In deze zaak heeft de Centrale Raad van Beroep op 28 december 2016 uitspraak gedaan in hoger beroep tegen een eerdere uitspraak van de rechtbank Amsterdam. Appellant, vertegenwoordigd door mr. R.G.P. van Marle, had hoger beroep ingesteld tegen de afwijzing van het Uitvoeringsinstituut werknemersverzekeringen (Uwv) om overwerk te vergoeden. Het Uwv had in een besluit van 21 mei 2014 appellant in aanmerking gebracht voor een uitkering op grond van de Werkloosheidswet (WW), maar had zijn vordering tot vergoeding van overwerk afgewezen. In een later besluit van 6 november 2014 handhaafde het Uwv deze afwijzing, wat leidde tot de rechtszaak.

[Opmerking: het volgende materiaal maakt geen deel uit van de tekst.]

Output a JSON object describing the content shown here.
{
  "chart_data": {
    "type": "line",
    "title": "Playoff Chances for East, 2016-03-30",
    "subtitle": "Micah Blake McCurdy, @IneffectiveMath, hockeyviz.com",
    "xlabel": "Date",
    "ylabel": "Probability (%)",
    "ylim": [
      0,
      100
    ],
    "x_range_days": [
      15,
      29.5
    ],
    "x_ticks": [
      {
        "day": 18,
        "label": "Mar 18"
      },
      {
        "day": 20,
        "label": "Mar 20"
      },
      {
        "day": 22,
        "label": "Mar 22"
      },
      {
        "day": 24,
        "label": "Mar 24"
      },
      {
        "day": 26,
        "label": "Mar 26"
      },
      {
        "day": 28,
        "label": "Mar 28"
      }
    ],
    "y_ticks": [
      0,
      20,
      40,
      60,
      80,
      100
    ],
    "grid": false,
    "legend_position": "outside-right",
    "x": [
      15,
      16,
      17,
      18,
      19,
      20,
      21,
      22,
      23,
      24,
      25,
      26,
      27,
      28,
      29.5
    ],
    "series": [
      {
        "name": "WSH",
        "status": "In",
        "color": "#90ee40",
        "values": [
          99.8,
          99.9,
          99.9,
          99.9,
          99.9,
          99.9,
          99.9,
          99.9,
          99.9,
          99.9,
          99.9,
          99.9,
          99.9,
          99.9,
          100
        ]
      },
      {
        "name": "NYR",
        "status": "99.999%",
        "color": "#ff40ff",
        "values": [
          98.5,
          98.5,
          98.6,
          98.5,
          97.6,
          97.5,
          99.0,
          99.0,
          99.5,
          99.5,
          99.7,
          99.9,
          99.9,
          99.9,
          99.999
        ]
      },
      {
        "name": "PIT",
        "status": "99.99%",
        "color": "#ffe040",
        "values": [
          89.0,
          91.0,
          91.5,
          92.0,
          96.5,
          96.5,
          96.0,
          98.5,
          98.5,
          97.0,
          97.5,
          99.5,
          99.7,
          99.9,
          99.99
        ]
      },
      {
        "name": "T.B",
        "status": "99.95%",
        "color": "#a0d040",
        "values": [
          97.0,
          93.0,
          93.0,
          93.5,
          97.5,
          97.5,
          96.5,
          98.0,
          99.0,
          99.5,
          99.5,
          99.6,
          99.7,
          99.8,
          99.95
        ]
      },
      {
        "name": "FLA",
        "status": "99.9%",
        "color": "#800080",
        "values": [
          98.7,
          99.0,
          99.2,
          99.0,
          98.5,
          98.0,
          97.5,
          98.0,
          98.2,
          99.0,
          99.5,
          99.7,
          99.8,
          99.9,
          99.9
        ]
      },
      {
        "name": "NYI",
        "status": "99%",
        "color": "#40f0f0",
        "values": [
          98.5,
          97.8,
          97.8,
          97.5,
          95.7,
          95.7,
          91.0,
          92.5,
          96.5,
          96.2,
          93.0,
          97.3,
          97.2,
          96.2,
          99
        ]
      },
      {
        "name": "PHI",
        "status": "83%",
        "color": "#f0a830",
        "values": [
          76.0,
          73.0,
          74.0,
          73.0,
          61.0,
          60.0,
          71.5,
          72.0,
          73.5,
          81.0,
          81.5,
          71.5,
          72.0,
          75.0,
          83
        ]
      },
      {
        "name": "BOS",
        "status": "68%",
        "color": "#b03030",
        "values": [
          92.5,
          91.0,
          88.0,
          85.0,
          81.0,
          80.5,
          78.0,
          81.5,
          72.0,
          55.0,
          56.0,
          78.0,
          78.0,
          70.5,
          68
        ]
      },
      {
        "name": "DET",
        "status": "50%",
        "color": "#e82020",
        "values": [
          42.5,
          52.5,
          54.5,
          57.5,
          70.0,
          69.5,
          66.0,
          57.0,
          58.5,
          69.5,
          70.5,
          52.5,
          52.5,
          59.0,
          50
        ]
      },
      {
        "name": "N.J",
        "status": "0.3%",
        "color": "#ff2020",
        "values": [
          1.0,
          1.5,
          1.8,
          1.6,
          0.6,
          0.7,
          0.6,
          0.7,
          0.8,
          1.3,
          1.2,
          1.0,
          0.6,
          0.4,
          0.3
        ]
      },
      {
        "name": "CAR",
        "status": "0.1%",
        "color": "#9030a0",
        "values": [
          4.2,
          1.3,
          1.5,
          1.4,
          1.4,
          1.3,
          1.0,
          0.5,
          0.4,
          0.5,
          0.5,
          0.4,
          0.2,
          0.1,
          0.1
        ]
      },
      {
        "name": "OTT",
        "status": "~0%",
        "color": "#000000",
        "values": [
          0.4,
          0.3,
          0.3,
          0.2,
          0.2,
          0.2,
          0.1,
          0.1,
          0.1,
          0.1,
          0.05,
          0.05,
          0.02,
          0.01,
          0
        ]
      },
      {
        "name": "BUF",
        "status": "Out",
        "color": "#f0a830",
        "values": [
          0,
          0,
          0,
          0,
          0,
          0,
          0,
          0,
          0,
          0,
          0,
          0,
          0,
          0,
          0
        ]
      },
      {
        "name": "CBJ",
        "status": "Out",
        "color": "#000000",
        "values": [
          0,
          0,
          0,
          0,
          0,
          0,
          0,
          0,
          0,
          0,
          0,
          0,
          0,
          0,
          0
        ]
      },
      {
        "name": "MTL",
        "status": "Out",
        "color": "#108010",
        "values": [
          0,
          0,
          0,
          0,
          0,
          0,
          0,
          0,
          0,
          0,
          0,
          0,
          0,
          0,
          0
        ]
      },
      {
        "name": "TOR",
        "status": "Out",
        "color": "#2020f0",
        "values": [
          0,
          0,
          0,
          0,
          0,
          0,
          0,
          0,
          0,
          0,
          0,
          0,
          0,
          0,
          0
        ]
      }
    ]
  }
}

De rechtbank verklaarde het beroep van appellant tegen het bestreden besluit ongegrond. In hoger beroep handhaafde appellant zijn standpunt dat hij zijn werkgever herhaaldelijk om nabetaling van zijn overuren had verzocht en dat hij adequaat had gehandeld. Naar aanleiding van een eerdere uitspraak van de Raad heeft het Uwv op 29 september 2016 zijn standpunt gewijzigd en de vergoeding van het overwerk alsnog overgenomen, waarbij een bedrag van € 2.572,17 aan appellant werd vergoed.
De Raad oordeelde dat het besluit van 29 september 2016 geheel tegemoetkwam aan het beroep van appellant, maar dat dit besluit niet in de beoordeling betrokken kon worden. De Raad vernietigde de aangevallen uitspraak, verklaarde het beroep van appellant gegrond en vernietigde het besluit van 6 november 2014. Tevens werd het Uwv veroordeeld in de proceskosten van appellant, die op € 1.488,- werden begroot, en het Uwv werd opgedragen het griffierecht van € 168,- te vergoeden.